Eating on $5 a Day program a nutritional, financial benefit, organizers say
Craig — Myth No. 1: cheap food is bad food. Myth No. 2: those on a limited income have no choice but to eat unhealthy.
If you believe either of these statements, Elisa Shackelton would like to have a word, or more accurately, your participation in a six-week program, to convince you otherwise.
Dollars to doughnuts, the Eating Well on $5 a Day program can debunk any falsehoods between eating right and spending little, said Shackelton, director of the sponsoring agency, the Colorado State University/Moffat County Extension Office.
“The really nice benefit,” Shackelton said, “is that a lot of people think because they have a limited food budget, they’re doomed to eat unhealthy. : That’s not true..”
The program, implemented by the Moffat County Extension Office in 2004, has seen limited participation in its brief history. However, Shackelton said the program can be beneficial to a wide-range of people – including those on a fixed income to teens heading off to college.

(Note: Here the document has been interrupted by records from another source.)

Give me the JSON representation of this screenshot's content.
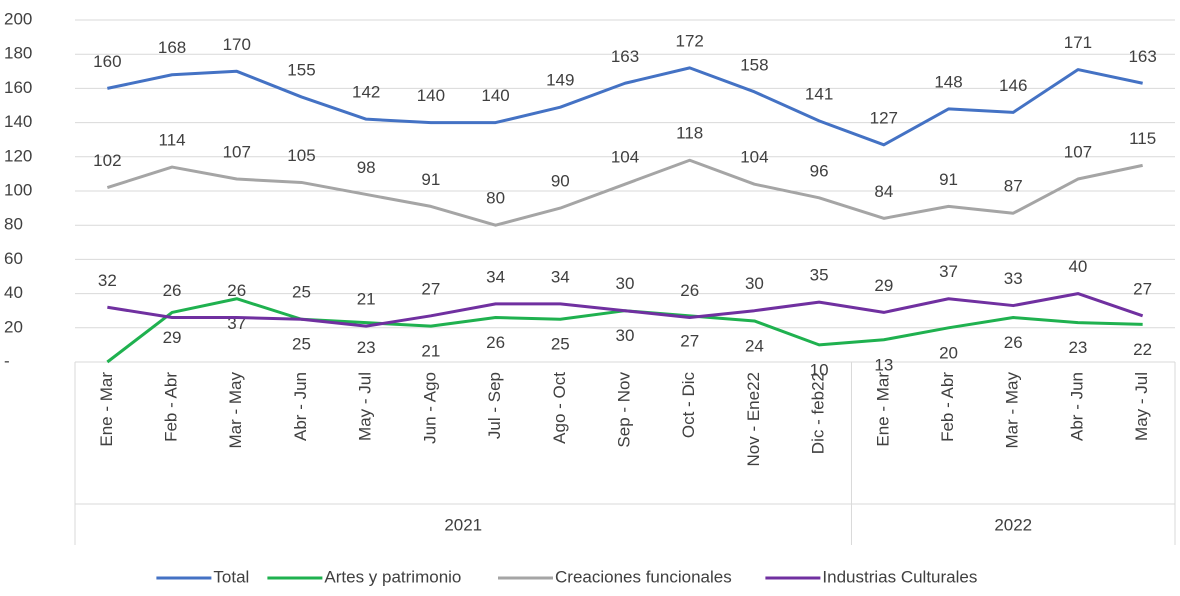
{
  "chart_data": {
    "type": "line",
    "groups": [
      {
        "label": "2021",
        "categories": [
          "Ene - Mar",
          "Feb - Abr",
          "Mar - May",
          "Abr - Jun",
          "May - Jul",
          "Jun - Ago",
          "Jul - Sep",
          "Ago - Oct",
          "Sep - Nov",
          "Oct - Dic",
          "Nov - Ene22",
          "Dic - feb22"
        ]
      },
      {
        "label": "2022",
        "categories": [
          "Ene - Mar",
          "Feb - Abr",
          "Mar - May",
          "Abr - Jun",
          "May - Jul"
        ]
      }
    ],
    "series": [
      {
        "name": "Total",
        "color": "#4472c4",
        "values": [
          160,
          168,
          170,
          155,
          142,
          140,
          140,
          149,
          163,
          172,
          158,
          141,
          127,
          148,
          146,
          171,
          163
        ]
      },
      {
        "name": "Artes y patrimonio",
        "color": "#1fb14f",
        "values": [
          0,
          29,
          37,
          25,
          23,
          21,
          26,
          25,
          30,
          27,
          24,
          10,
          13,
          20,
          26,
          23,
          22
        ],
        "value_labels": [
          null,
          "29",
          "37",
          "25",
          "23",
          "21",
          "26",
          "25",
          "30",
          "27",
          "24",
          "10",
          "13",
          "20",
          "26",
          "23",
          "22"
        ]
      },
      {
        "name": "Creaciones funcionales",
        "color": "#a5a5a5",
        "values": [
          102,
          114,
          107,
          105,
          98,
          91,
          80,
          90,
          104,
          118,
          104,
          96,
          84,
          91,
          87,
          107,
          115
        ]
      },
      {
        "name": "Industrias Culturales",
        "color": "#7030a0",
        "values": [
          32,
          26,
          26,
          25,
          21,
          27,
          34,
          34,
          30,
          26,
          30,
          35,
          29,
          37,
          33,
          40,
          27
        ]
      }
    ],
    "ylim": [
      0,
      200
    ],
    "yticks": [
      {
        "value": 0,
        "label": "-"
      },
      20,
      40,
      60,
      80,
      100,
      120,
      140,
      160,
      180,
      200
    ],
    "grid": true
  }
}
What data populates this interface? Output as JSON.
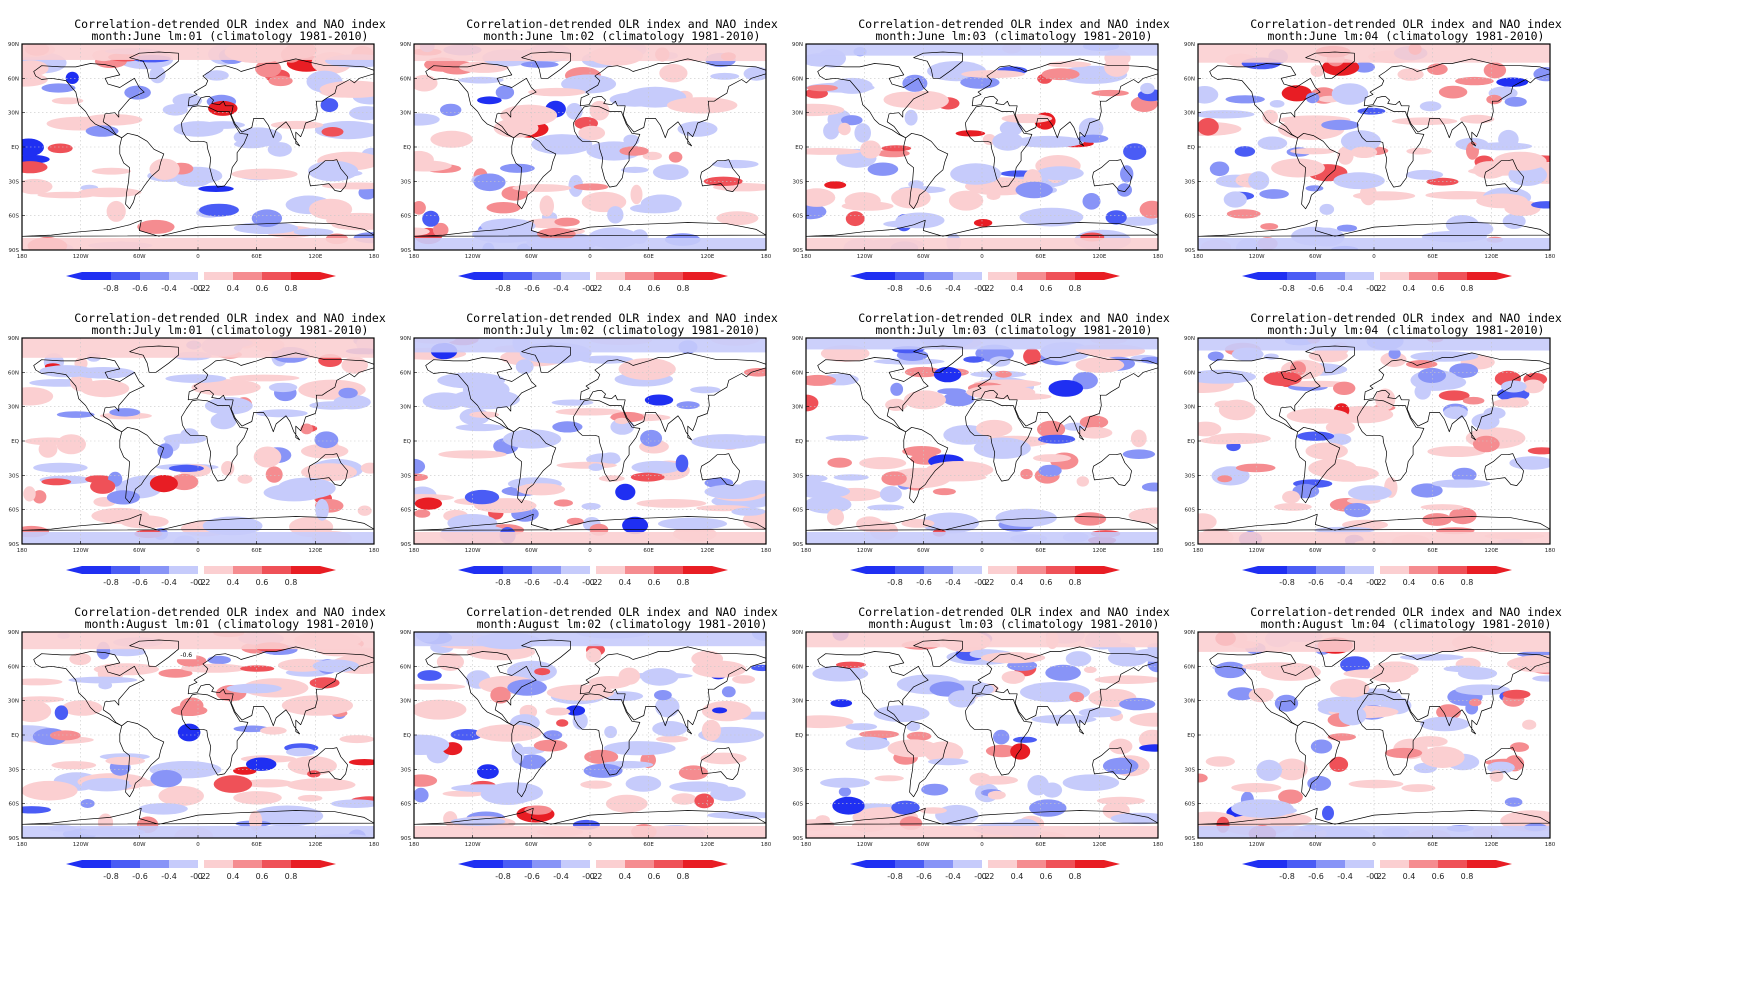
{
  "figure": {
    "panels": [
      {
        "title_line1": "Correlation-detrended OLR index and NAO index",
        "title_line2": "month:June lm:01 (climatology 1981-2010)",
        "seed": 11
      },
      {
        "title_line1": "Correlation-detrended OLR index and NAO index",
        "title_line2": "month:June lm:02 (climatology 1981-2010)",
        "seed": 23
      },
      {
        "title_line1": "Correlation-detrended OLR index and NAO index",
        "title_line2": "month:June lm:03 (climatology 1981-2010)",
        "seed": 37
      },
      {
        "title_line1": "Correlation-detrended OLR index and NAO index",
        "title_line2": "month:June lm:04 (climatology 1981-2010)",
        "seed": 41
      },
      {
        "title_line1": "Correlation-detrended OLR index and NAO index",
        "title_line2": "month:July lm:01 (climatology 1981-2010)",
        "seed": 53
      },
      {
        "title_line1": "Correlation-detrended OLR index and NAO index",
        "title_line2": "month:July lm:02 (climatology 1981-2010)",
        "seed": 67
      },
      {
        "title_line1": "Correlation-detrended OLR index and NAO index",
        "title_line2": "month:July lm:03 (climatology 1981-2010)",
        "seed": 71
      },
      {
        "title_line1": "Correlation-detrended OLR index and NAO index",
        "title_line2": "month:July lm:04 (climatology 1981-2010)",
        "seed": 83
      },
      {
        "title_line1": "Correlation-detrended OLR index and NAO index",
        "title_line2": "month:August lm:01 (climatology 1981-2010)",
        "seed": 97,
        "annotation": "-0.6"
      },
      {
        "title_line1": "Correlation-detrended OLR index and NAO index",
        "title_line2": "month:August lm:02 (climatology 1981-2010)",
        "seed": 101
      },
      {
        "title_line1": "Correlation-detrended OLR index and NAO index",
        "title_line2": "month:August lm:03 (climatology 1981-2010)",
        "seed": 113
      },
      {
        "title_line1": "Correlation-detrended OLR index and NAO index",
        "title_line2": "month:August lm:04 (climatology 1981-2010)",
        "seed": 127
      }
    ],
    "lat_labels": [
      "90N",
      "60N",
      "30N",
      "EQ",
      "30S",
      "60S",
      "90S"
    ],
    "lon_labels": [
      "180",
      "120W",
      "60W",
      "0",
      "60E",
      "120E",
      "180"
    ],
    "colorbar_labels": [
      "-0.8",
      "-0.6",
      "-0.4",
      "-0.2",
      "0.2",
      "0.4",
      "0.6",
      "0.8"
    ],
    "colors": {
      "neg": [
        "#1f2ff2",
        "#4a5cf5",
        "#8894f7",
        "#c6cbfb"
      ],
      "pos": [
        "#fbcfd1",
        "#f58c90",
        "#ef5158",
        "#e81d24"
      ],
      "frame": "#000000",
      "grid": "#c8c8c8"
    }
  }
}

Participants are provided with basic nutrition education plus six visits to a local supermarket, where students can apply their newfound budgeting skills and nutrition knowledge.
“The classroom is the grocery story,” Shackelton said. “And we’re using actual products as our laboratory.”
The program draws its inspiration from the fact that many people who receive federal assistance get only about $5 per day for food, Shackelton said. It is also built around the belief that many with limited money for food might not have the housing to accommodate cooking, thus food purchases are made in keeping with little preparation, she said.
Shackelton listed some minor food shopping recommendations like buying in small and individual portions, and for vegetables and produce, buying what’s on sale and in season.
A program evaluation has shown that residents who participate have improved their ability to select nutritious, affordable foods that meet daily requirements and represent all food groups, according to data.
“We’re trying to teach people to get the most nutrition for their dollar,” Shackelton said. “We’re trying to change a mindset and help people avoid the empty calories they’re buying.”
The Extension Office offers the program to clubs, groups or organizations. Individuals may also participate. Anyone interested should call Shackelton at 824-9180.
She advises that students will be in store for an interesting, practical program.
“It’s life changing,” Shackelton said, “and it’s ready to go and is tried and true.”